S&P Explains Why The "$2 Trillion Error" Is Irrelevant

Tyler Durden's picture

Yesterday we showed that when it comes to projections, the CBO's own track record makes S&P shine in comparison. Apparently this fact was not lost on S&P itself which sent out a note explaining which "clarified assumption used on discretionary spending growth." Basically, as S&P says, "Our ratings are determined primarily using a 3-5 year time horizon.
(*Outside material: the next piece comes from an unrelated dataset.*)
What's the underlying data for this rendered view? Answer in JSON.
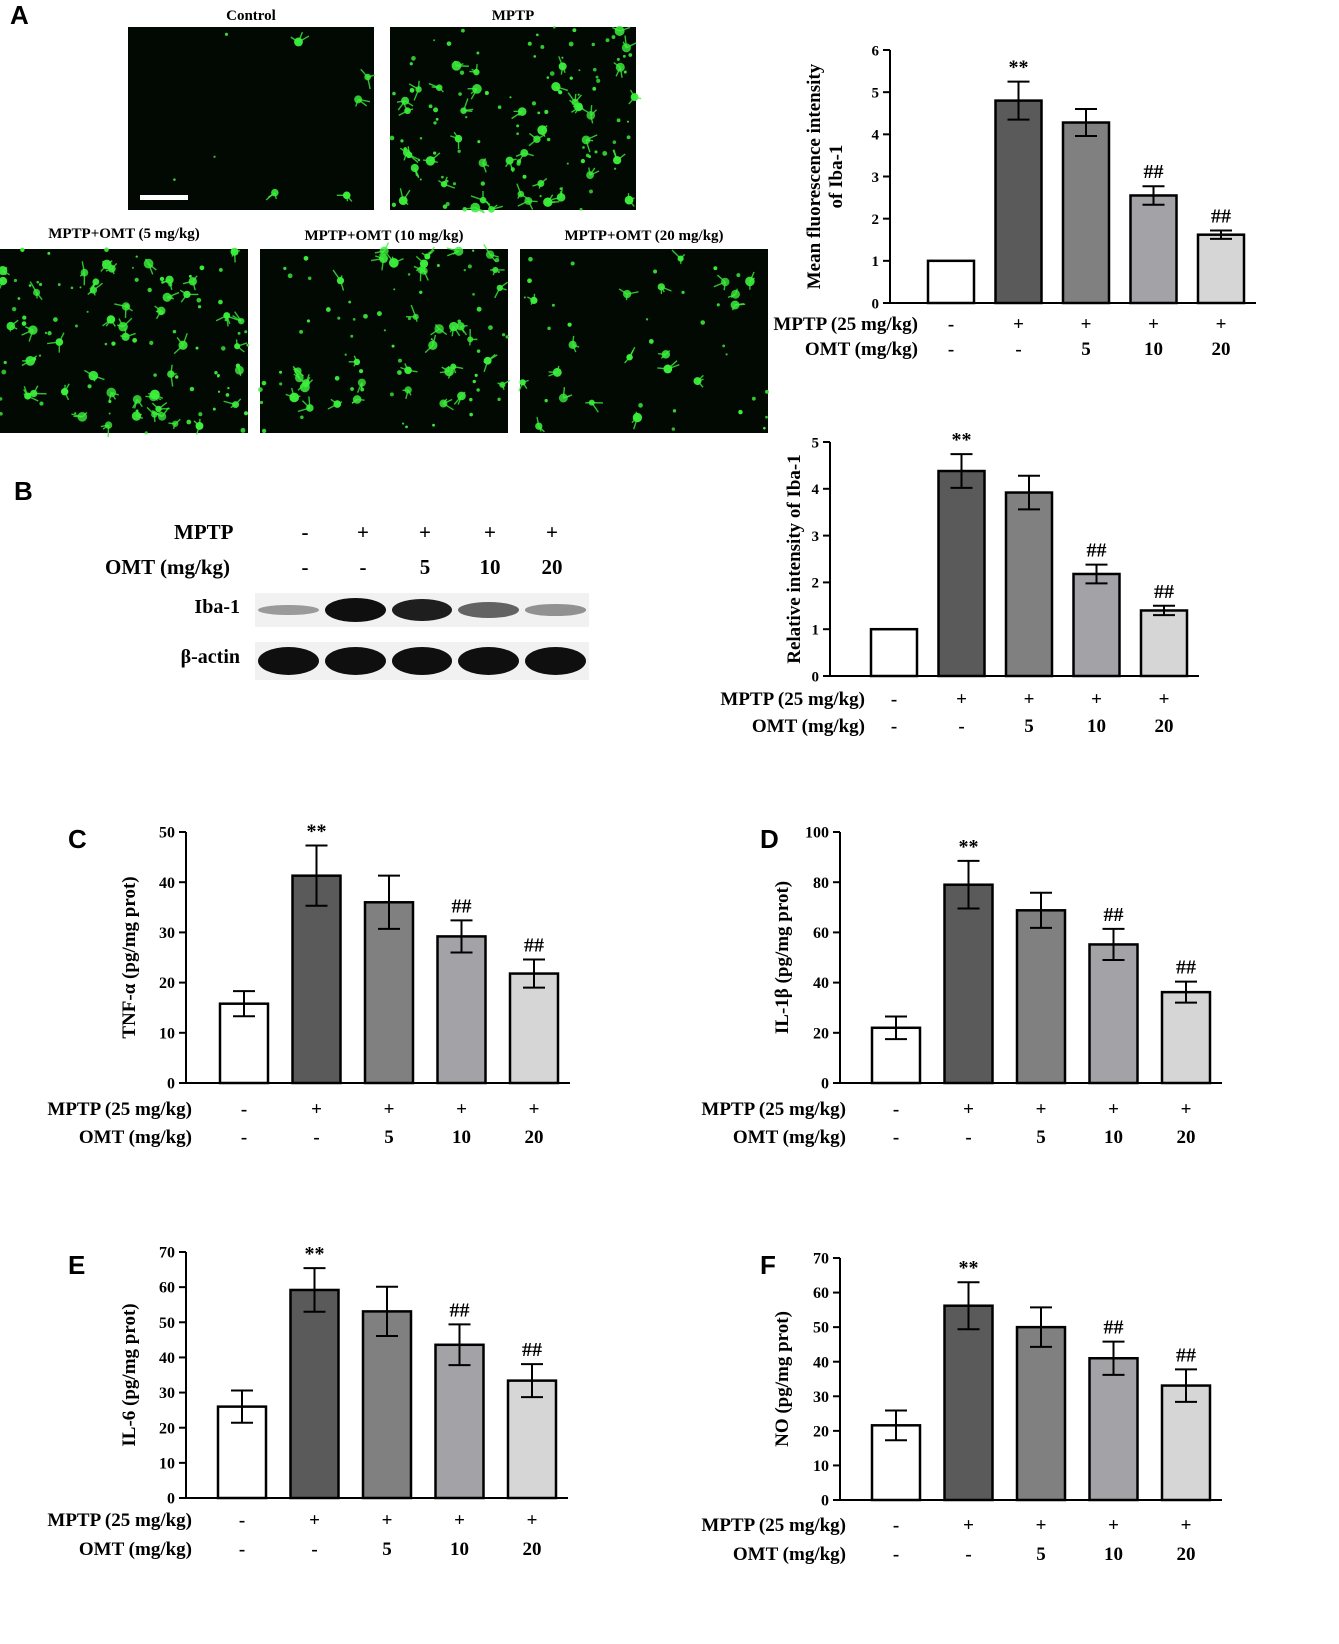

In the near term horizon, by 2015, the U.S. net general government debt with the new assumptions were projected to be $14.5 trillion (79% of 2015 GDP) versus $14.7 trillion (81% of 2015 GDP) with the initial assumption – a difference of $345 billion." So yes, while by 2021 the difference could be $2.1 trillion based on the CBO's current baseline model, the truth is that the CBO's own estimate on revenue and spending projections in a decade will likely have a +/- $10 trillion margin of error. So does anyone really care? In essence all S&P did was point out what Zero Hedge and others have been saying: that a "deficit cutting" plan which is massively back end loaded and has about $20 billion in cuts over the next year is absolutely without credit or merit. And the disingenuity on the side of Treasury to believe that someone would think otherwise is simply appalling. That said, while the markets look set to crash very shortly, the overabundance of catalysts means that it will be more than just the downgrade that throws risk into a tailspin. Although prepare for an all out onslaught by the Treasury on S&P as a scapegoat. After all in USSAA(negative outlook) it is never our fault: it is always someone else's.

Full S&P note:

Standard & Poor’s Clarifies Assumption Used On Discretionary Spending Growth

 

New York, Aug. 6, 2011. In response to questions, Standard & Poor’s today said that the ratings decision to lower the long-term rating to AA+ from AAA was not affected by the change of assumptions regarding the pace of discretionary spending growth. In the near term horizon to 2015, the U.S. net general government debt is projected to be $14.5 trillion (79% of 2015 GDP) versus $14.7 trillion (81% of 2015 GDP) with the initial assumption.

 

We used the Alternative Fiscal Scenario of the nonpartisan Congressional Budget Office (CBO), which includes an assumption that government discretionary appropriations will grow at the same rate as nominal GDP. In further discussions between Standard & Poor’s and Treasury, we determined that the CBO’s Baseline Scenario, which assumes discretionary appropriations grow at a lower rate, would be more consistent with CBO assessment of the savings set out by the Budget Control Act of 2011.

 

Our ratings are determined primarily using a 3-5 year time horizon.

 

In the near term horizon, by 2015, the U.S. net general government debt with the new assumptions were projected to be $14.5 trillion (79% of 2015 GDP) versus $14.7 trillion (81% of 2015 GDP) with the initial assumption – a difference of $345 billion.

 

In taking a longer term horizon of 10 years, the U.S. net general government debt level with the current assumptions would be $20.1 trillion (85% of 2021 GDP). With the original assumptions, the debt level was projected to be $22.1 trillion (93% of 2021 GDP).

 

The primary focus remained on the current level of debt, the trajectory of debt as a share of the economy, and the lack of apparent willingness of elected officials as a group to deal with the U.S. medium term fiscal outlook. None of these key factors was meaningfully affected by the assumption revisions to the assumed growth of discretionary outlays and thus had no impact on the rating decision.